3:30: At the Coop playing bumper carts with the thousands of other shoppers. Who are all these people at liberty on a Monday afternoon?

3:35: Rebecca!

4:30: Rebecca and I walk back to my apartment with our groceries. I rant about my general misery and ill fortune and their potential alleviations, leading to the following exchange:

ME: Wouldn’t it be great if I never had to go back to work because I had to go on book tour? Be on the “Today” show? Of course, I wouldn’t actually want to go on the “Today” show. They’d probably make me lose weight.

REBECCA: No, I think everyone’s more tolerant of writers being weird looking.

ME: Are you calling me WEIRD LOOKING?

REBECCA: What? No! No! You’re beautiful! You’re the one who said you’d need to lose weight!
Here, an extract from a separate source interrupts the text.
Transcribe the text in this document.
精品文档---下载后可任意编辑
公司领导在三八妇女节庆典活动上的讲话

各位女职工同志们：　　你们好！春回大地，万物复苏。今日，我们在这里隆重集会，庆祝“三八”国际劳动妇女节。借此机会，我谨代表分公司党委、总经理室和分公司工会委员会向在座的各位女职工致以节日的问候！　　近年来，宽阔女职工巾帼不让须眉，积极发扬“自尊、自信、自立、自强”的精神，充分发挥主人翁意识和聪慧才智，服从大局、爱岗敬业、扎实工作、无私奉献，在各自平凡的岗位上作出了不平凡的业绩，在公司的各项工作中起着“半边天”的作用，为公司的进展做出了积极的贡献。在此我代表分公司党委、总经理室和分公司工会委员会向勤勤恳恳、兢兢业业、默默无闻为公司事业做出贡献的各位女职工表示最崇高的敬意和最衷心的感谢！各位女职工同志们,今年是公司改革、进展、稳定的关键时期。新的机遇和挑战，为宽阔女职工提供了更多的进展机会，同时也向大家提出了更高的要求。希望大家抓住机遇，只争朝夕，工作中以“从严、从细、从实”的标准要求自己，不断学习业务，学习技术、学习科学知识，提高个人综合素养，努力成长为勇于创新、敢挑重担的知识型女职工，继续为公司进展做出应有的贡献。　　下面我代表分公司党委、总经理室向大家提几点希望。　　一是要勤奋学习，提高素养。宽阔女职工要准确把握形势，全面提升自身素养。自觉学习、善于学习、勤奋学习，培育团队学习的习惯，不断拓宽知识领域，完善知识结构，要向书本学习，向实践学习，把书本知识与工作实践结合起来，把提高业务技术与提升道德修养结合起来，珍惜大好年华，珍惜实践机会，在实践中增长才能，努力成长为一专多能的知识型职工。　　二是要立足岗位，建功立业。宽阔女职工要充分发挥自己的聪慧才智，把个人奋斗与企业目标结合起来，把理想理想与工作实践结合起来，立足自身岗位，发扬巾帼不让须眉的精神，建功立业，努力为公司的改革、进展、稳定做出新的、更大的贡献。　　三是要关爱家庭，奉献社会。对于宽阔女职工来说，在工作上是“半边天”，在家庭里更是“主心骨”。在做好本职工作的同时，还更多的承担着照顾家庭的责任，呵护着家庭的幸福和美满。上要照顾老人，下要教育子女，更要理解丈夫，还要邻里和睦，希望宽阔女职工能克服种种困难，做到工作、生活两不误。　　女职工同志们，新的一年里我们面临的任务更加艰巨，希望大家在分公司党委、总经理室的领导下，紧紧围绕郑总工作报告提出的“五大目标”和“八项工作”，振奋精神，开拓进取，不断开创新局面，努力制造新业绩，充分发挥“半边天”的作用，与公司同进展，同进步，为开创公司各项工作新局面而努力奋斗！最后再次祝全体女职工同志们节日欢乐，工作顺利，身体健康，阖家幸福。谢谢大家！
ME: And you’re the one who called me WEIRD LOOKING!

I can only hope that at some point this day will end.

Unemployment Log: Day 1, Morning

8:30: Wake up after a solid five hours sleep. No point lollygagging about — must get going! If 2009 is to be a Year of Wow despite this recent setback, there’s work to be done.

8:45: Breakfast. Read more condolence emails. Scoped out red carpet dresses from the Golden Globes, which I more or less forgot to watch last night. Kate Winslet looks fantastic double-fisting golden statues.

9:00: Job search begins.

9:10: God this is depressing.

9:15: Why am I even bothering? There’s nothing here and anyway I have no idea what I want to do.

9:30: Try to apply for unemployment. Log in rejected because the site insists I don’t know my mother’s maiden name. This reminds when of when my father said “Bastard” once when I was a kid, and I asked him what it meant. An honest man, he replied, “Someone who doesn’t know who their father is.” For a while thereafter I assumed a bastard must be someone very, very dumb.

9:35: Craigslist should come with a warning that says “Abandon all hope, ye who enter here.” Mediabistro, Bookjobs, Monster are no better. Nobody loves me, everybody hates me, guess I’ll go eat worms.

10:00: Abandon pathetic efforts in favor of watching the first Harry Potter movie. Will try being responsible again after lunch.